14/10/02 04:56:19, Rene Zandbergen <r_zandbergen@xxxxxxxxx> wrote:

>(now why do I have this hunch that someone on
>the list will soon provide us with a sample
>language that has exactly this feature :-/)

Oh well, since you asked for it... 

>Indeed. But how many tones should one allow as
>a maximum? I think I heard of nine tones in some
>context or other, but not in one single language.

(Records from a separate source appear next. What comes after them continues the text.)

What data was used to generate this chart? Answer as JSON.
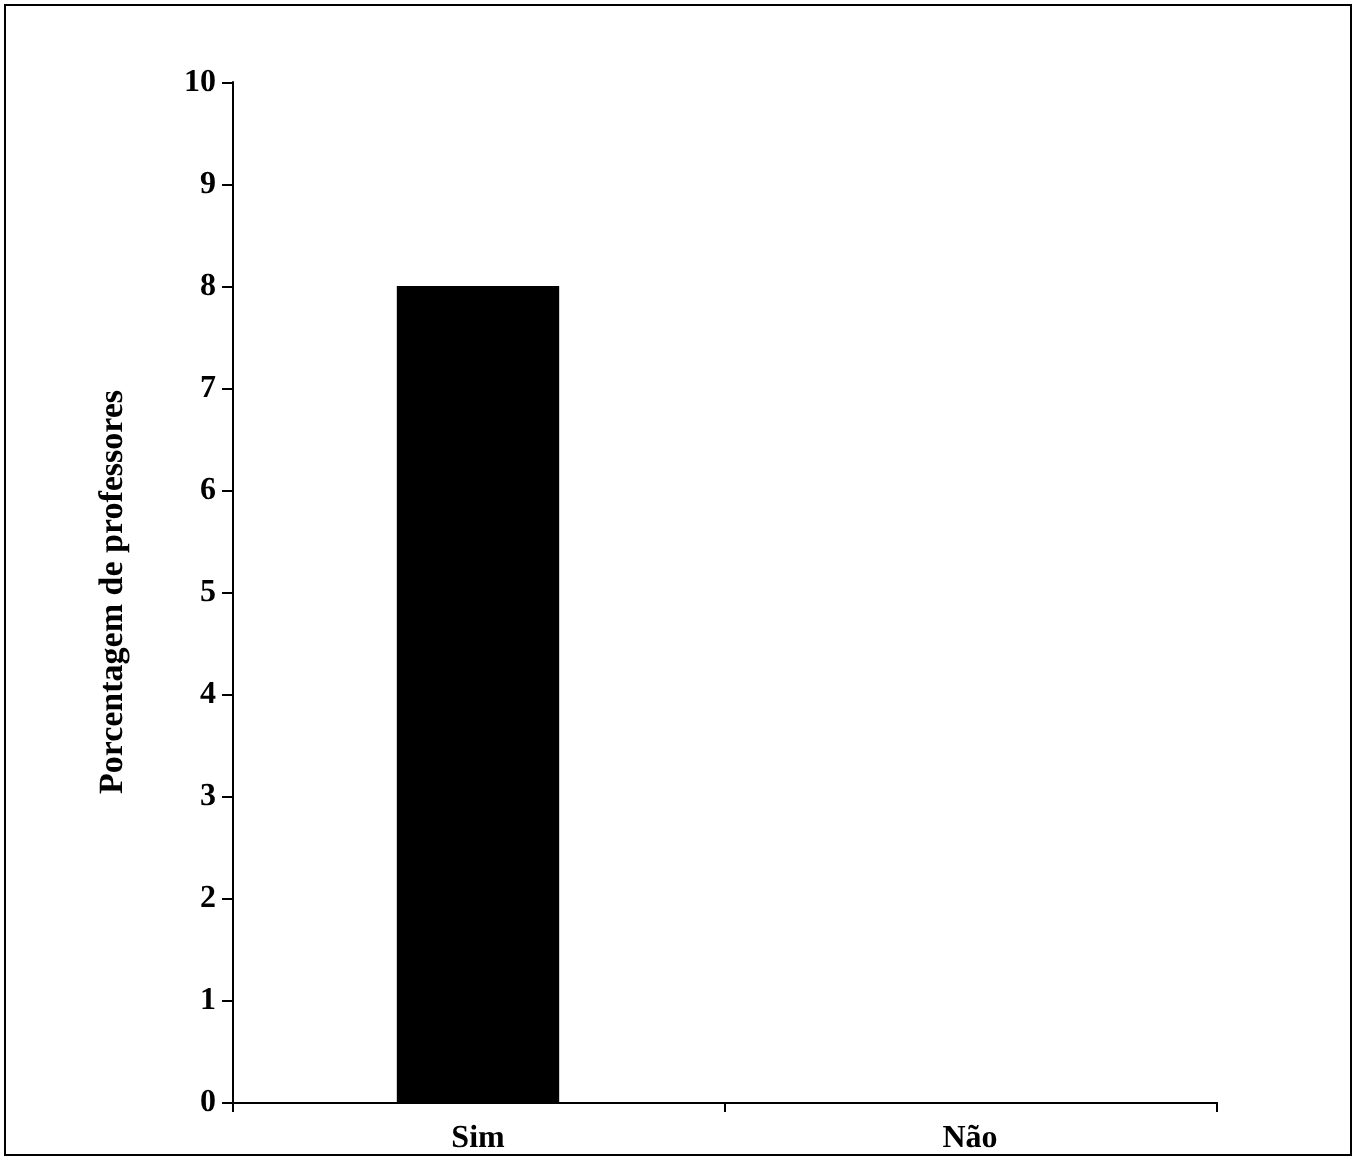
{
  "chart_data": {
    "type": "bar",
    "ylabel": "Porcentagem de professores",
    "categories": [
      "Sim",
      "Não"
    ],
    "values": [
      8,
      0
    ],
    "color": "#000000",
    "ylim": [
      0,
      10
    ],
    "yticks": [
      0,
      1,
      2,
      3,
      4,
      5,
      6,
      7,
      8,
      9,
      10
    ],
    "grid": false
  }
}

Yes. Cantonese. Eight or nine tones depending how
you count them. I have come across mentions of
languages with more (12? 18?), but that was long
before VMs days (I mean, Net VMs), and that did
not strike me as weird at all (unlike Piraha),
so I made no mental note of it.

>A problem is that there are many
>words that do not end in:
>> ain aiin aiiin,
>> ey, eey, eeey.
>so what to do with these?

Oh, very simple. Vietnamese has six tones. But
only two in syllables ending with an oral stop.
Likewise Mandarin used to have five tones.
The fifth actually being a glottal stop ending
the syllable (and this glottal stop what the
remnant of a final p, t, or k -- which you still
have in Cantonese). So, at a slightly earlier
stage, syllables ending in p, t, and k, had
no distinctive tone. (In Cantonese they have,
but only _two_ tones, like in Vietnamese.
Copycats? Very likely).

>To make matters worse, the one language I know
>(Thai) that actually uses symbols (graphemes?) to 
>indicate tones

And those symbols are actually superscript digits!

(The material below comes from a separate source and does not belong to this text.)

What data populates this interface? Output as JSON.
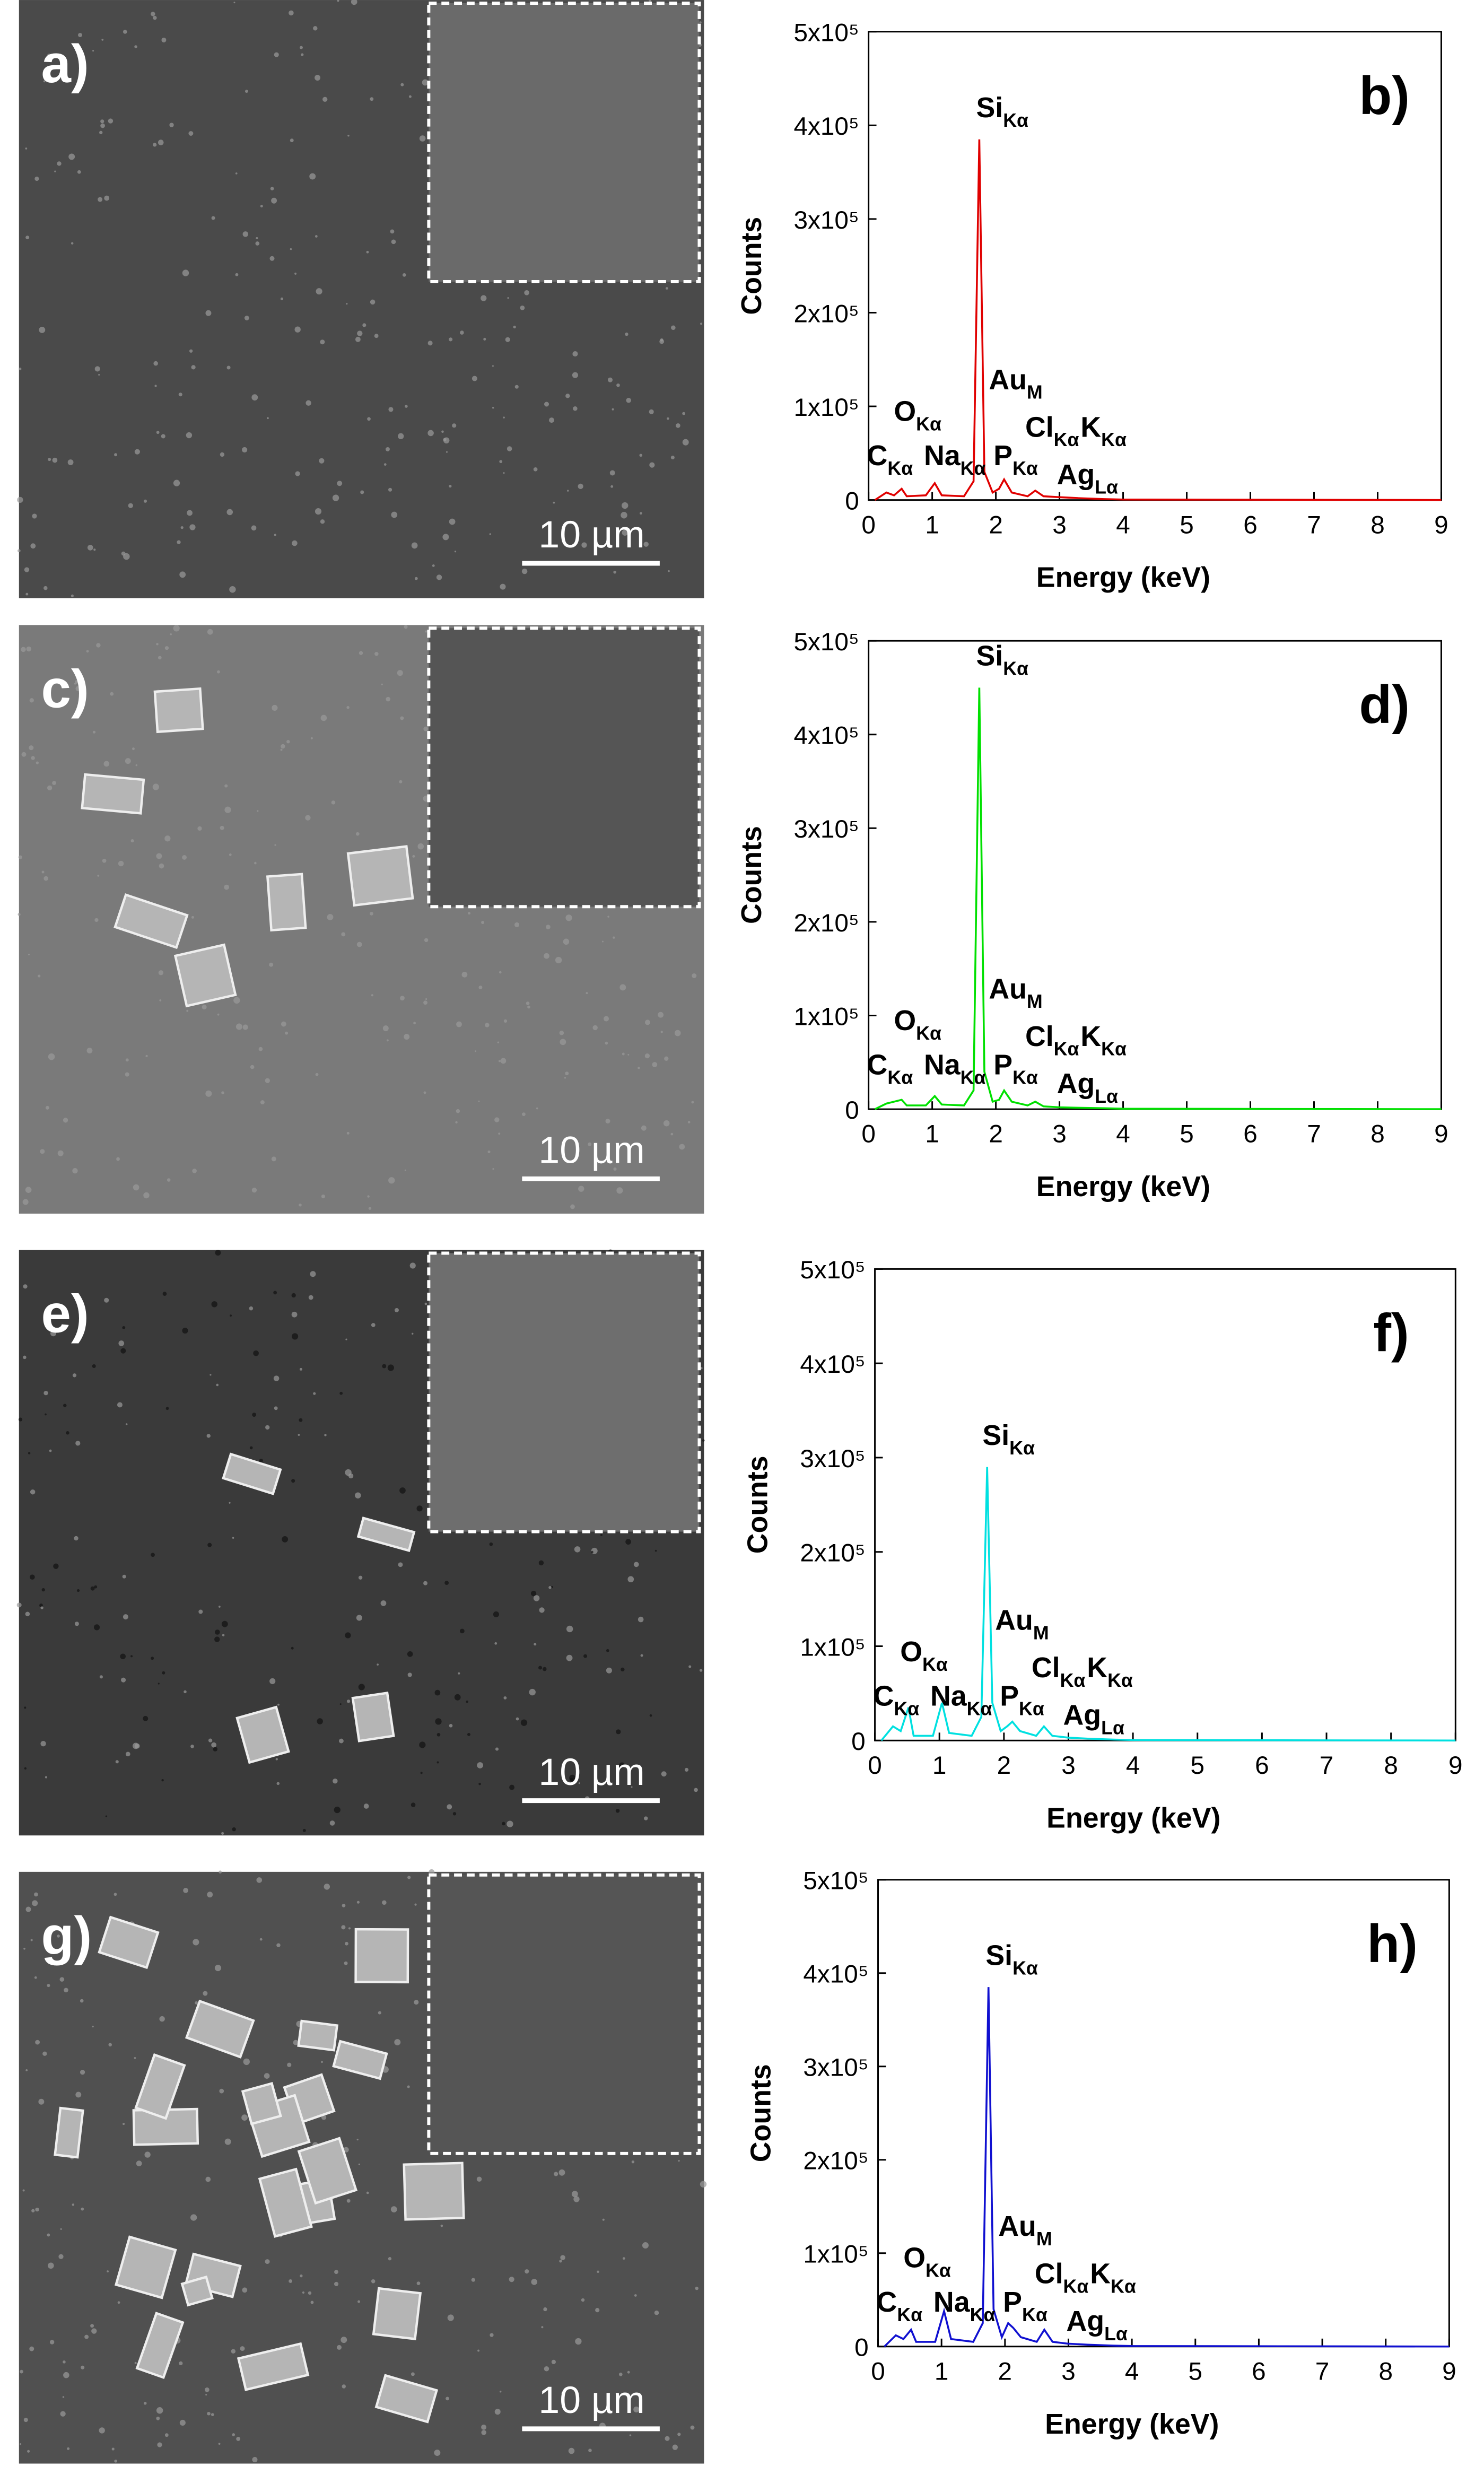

> doesn't use one symbol to indicate
>one tone, another to indicate another, but rather
>symbols that make a somewhat complicated modification
>of the default tone that follows a really complicated

It has to do with the initial consonant. There are 
two parallel sets. There no difference of pronunciation
for the consonant itself, but there is for the tone
of the vowel following. Khmer is similar, except
the difference is in the pronunciation of the
following vowel. It as if upper and lowercase
were significant in English and affected the pronunciation
of the following vowel, e.g.

"got" as in "got"


"Got" as in "goat"

Think of it as if Russian had two sets of 
consonants, one palatalized, the other not.

>And this set of rules was designed by one
>man in the 13th Century. It was probably a bit more
>logical then

It almost certainly reflected the 13th-century pronunciation.